Bild: Palästinensische Kämpfer der Al-Quds-Brigaden in Gaza
„Wir haben es heute bereits mit der fünften Generation von Dschihadisten zu
tun“, schreibt [1][Asiem El Difraoui] in seinem Buch „Die Hydra des
Dschihadismus“. Die Hydra, das Ungeheuer aus der griechischen Sage, dem
selbst Herkules nicht beikommt, als Symbol für die unterschiedlichen
Auswüchse des globalen Dschihadismus: Schlägt man der Hydra einen ihrer
vielen Köpfe ab, wachsen gleich mehrere nach.
Auf [2][die militärische Niederlage der Terrormiliz „Islamischer Staat“] in
Syrien und Irak – Difraoui nennt ihn wie in der arabischen Welt Daesch –
folgte neuer Terror, andere wütende Organisationen in Afrika, dem Sahel,
Indonesien und Afghanistan.
Difraouis Buch über „Entstehung, Ausbreitung und Abwehr einer globalen
Gefahr“ ist ein kompetentes, gut geschriebenes Sachbuch mit Analysen,
Reportagen, historischen Fakten. Der bekannte Autor und Dokumentarfilmer
arbeitet seit Jahren zum Thema. Der in Offenbach am Main aufgewachsene Sohn
einer Deutschen und eines Ägypters ist Kenner der arabischen Welt und der
Muslime in Europa.
Seine Analysen sind differenziert und kenntnisreich, seine Recherchen und
Reportagen aus Syrien und dem Irak spannend und ungewöhnlich. Sie
vermitteln ungewöhnliche Einblicke – wie auch seine Begegnungen mit
Protagonisten aus dem Zentrum der Dschihadisten.
## Zwiespältige Rolle des Westens
Etwa Afghanistan, das in den 1980er und 90er Jahren Spielwiese für eine
dschihadistische Internationale und den Medienstar [3][Osama bin Laden]
war, dem Anführer des Terrornetzwerks al-Qaida. Die Brutstätte des IS war
der sich auflösende Irak nach dem Sturz des Diktators Saddam Hussein.
Difraoui beschreibt auch die zwiespältige Rolle des Westens, ob im Irak
oder während des Bürgerkriegs in Syrien, wo die moderaten syrischen
Rebellen vollständig auf sich gestellt blieben.

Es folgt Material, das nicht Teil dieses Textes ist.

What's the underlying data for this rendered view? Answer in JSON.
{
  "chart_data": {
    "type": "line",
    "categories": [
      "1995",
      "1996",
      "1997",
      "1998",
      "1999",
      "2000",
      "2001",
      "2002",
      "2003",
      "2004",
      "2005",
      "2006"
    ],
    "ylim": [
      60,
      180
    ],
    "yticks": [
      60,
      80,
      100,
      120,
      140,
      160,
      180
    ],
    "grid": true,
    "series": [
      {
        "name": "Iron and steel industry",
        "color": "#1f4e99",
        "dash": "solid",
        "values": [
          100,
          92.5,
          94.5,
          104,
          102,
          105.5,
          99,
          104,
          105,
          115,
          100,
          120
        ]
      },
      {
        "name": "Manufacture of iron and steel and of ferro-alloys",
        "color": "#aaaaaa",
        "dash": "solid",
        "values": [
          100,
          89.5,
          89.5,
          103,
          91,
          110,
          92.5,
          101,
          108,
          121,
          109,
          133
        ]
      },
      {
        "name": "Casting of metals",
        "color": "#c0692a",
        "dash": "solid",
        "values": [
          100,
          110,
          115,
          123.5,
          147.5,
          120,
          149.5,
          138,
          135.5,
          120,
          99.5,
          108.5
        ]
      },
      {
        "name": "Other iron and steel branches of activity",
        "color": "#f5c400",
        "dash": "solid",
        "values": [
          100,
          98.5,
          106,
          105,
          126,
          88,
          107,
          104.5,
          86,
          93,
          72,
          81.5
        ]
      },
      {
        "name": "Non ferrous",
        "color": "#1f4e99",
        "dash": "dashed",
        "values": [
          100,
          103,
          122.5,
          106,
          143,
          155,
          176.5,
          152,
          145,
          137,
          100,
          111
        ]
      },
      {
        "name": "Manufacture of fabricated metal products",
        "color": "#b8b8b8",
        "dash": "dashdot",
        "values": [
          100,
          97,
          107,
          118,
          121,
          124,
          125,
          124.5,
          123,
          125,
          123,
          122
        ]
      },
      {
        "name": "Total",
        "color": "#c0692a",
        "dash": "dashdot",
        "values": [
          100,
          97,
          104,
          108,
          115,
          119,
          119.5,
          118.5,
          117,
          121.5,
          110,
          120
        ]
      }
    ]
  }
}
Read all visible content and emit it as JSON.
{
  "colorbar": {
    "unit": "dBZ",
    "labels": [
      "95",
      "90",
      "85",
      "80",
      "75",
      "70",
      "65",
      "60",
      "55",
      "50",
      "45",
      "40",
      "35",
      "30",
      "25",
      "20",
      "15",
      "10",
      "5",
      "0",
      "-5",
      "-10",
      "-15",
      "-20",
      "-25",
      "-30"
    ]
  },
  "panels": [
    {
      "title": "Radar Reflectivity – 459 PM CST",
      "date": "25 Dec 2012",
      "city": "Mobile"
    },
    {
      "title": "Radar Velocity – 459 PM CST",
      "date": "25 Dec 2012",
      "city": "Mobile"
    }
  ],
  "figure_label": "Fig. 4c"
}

Den Bosnienkrieg von 1992 bis 1995 sieht er als Brückenkopf der
Dschihadisten nach Europa. Die Präsenz und Gräueltaten der Dschihadisten
aus vielen arabischen Ländern im Bosnienkrieg seien bis heute wenig
beleuchtet.
Die Muslimbüder und den Wahhabismus erklärt Difraoui zu religiösen
Wegbereitern des Dschihadismus. Aber eigentlich definiert er den
Dschihadismus als pseudoreligiöse Sektenbewegung, die den Islam
vereinfachend und falsch für ihre Zwecke interpretiert.
Doch wie erklärt sich dessen Attraktivität für die Verführten aus aller
Welt? Was sind seine gesellschaftlichen und individuellen Ursachen?
Difraoui zeichnet die Lebenswege von Dschihadisten nach, auch von Frauen.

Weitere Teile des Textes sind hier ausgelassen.